18 En de volken waren toornig geworden, en Uw toorn is gekomen, en de tijd der doden, om geoordeeld te worden, en om het loon te geven Uw dienstknechten, den profeten, en den heiligen, en dengenen, die Uw Naam vrezen, den kleinen en den groten; en om te verderven degenen, die de aarde verdierven.

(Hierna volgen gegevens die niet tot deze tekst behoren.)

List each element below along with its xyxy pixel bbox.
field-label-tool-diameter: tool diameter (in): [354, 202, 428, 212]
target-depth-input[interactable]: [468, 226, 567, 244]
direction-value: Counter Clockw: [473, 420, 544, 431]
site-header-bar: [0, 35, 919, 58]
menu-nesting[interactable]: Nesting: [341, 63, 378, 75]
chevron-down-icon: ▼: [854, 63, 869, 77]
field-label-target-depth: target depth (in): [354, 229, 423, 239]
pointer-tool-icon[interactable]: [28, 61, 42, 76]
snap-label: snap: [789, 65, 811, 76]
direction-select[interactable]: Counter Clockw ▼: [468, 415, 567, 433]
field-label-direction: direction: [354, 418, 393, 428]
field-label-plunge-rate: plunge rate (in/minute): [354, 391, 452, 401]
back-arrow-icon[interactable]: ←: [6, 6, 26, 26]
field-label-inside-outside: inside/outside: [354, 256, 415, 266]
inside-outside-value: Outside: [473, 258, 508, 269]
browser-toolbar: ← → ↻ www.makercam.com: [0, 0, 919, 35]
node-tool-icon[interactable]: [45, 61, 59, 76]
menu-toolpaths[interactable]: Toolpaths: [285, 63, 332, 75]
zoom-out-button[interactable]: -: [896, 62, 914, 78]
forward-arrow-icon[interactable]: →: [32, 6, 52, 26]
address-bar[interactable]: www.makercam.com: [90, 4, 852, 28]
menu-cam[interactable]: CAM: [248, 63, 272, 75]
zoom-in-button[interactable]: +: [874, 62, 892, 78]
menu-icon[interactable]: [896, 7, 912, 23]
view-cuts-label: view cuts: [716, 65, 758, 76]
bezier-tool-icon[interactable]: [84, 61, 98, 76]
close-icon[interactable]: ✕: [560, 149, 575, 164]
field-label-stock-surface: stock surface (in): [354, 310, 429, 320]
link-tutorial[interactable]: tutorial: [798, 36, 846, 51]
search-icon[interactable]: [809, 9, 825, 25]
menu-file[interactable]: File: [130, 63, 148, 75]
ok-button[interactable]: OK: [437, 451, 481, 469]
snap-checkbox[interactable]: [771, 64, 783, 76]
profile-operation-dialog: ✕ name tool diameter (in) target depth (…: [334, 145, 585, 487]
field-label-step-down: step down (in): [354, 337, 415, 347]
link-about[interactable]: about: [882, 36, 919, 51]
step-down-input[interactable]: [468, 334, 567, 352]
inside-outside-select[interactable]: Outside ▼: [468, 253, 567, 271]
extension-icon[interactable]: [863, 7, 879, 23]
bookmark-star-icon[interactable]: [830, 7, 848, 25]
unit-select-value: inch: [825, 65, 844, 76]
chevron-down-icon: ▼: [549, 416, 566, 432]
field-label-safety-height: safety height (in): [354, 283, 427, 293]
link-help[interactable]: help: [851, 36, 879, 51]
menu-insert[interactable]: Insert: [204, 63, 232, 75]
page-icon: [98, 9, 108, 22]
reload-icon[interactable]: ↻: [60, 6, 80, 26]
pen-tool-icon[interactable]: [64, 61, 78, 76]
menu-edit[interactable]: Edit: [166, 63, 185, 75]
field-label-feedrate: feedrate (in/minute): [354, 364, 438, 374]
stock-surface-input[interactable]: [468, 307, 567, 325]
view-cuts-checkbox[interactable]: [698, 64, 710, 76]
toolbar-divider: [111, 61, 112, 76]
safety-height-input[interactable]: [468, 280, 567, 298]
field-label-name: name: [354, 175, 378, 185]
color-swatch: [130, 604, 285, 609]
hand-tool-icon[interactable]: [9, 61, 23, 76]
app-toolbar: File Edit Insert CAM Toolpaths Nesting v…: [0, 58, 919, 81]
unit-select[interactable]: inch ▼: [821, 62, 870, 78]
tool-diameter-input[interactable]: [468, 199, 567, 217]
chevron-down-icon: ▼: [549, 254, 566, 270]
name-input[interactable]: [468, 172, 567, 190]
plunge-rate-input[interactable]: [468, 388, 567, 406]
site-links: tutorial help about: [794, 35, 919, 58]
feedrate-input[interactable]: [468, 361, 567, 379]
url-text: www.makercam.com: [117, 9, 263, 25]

Les nations se sont irritées, et ta colère est venue. Et il est venu, le moment de juger les morts, de donner la récompense à tes serviteurs, aux prophètes, aux saints, à ceux qui craignent ton nom, petits et grands, et de perdre ceux qui perdent la terre.»
19 En de tempel Gods in de hemel is geopend geworden, en de ark Zijns verbonds is gezien in Zijn tempel; en er werden bliksemen, en stemmen, en donderslagen, en aardbeving, en grote hagel.
Alors le sanctuaire de Dieu, qui est dans le ciel, s'ouvrit, et l’on vit l'arche de l'alliance dans son sanctuaire. Et il y eut des éclairs, des bruits, des tonnerres, un tremblement de terre et une forte grêle.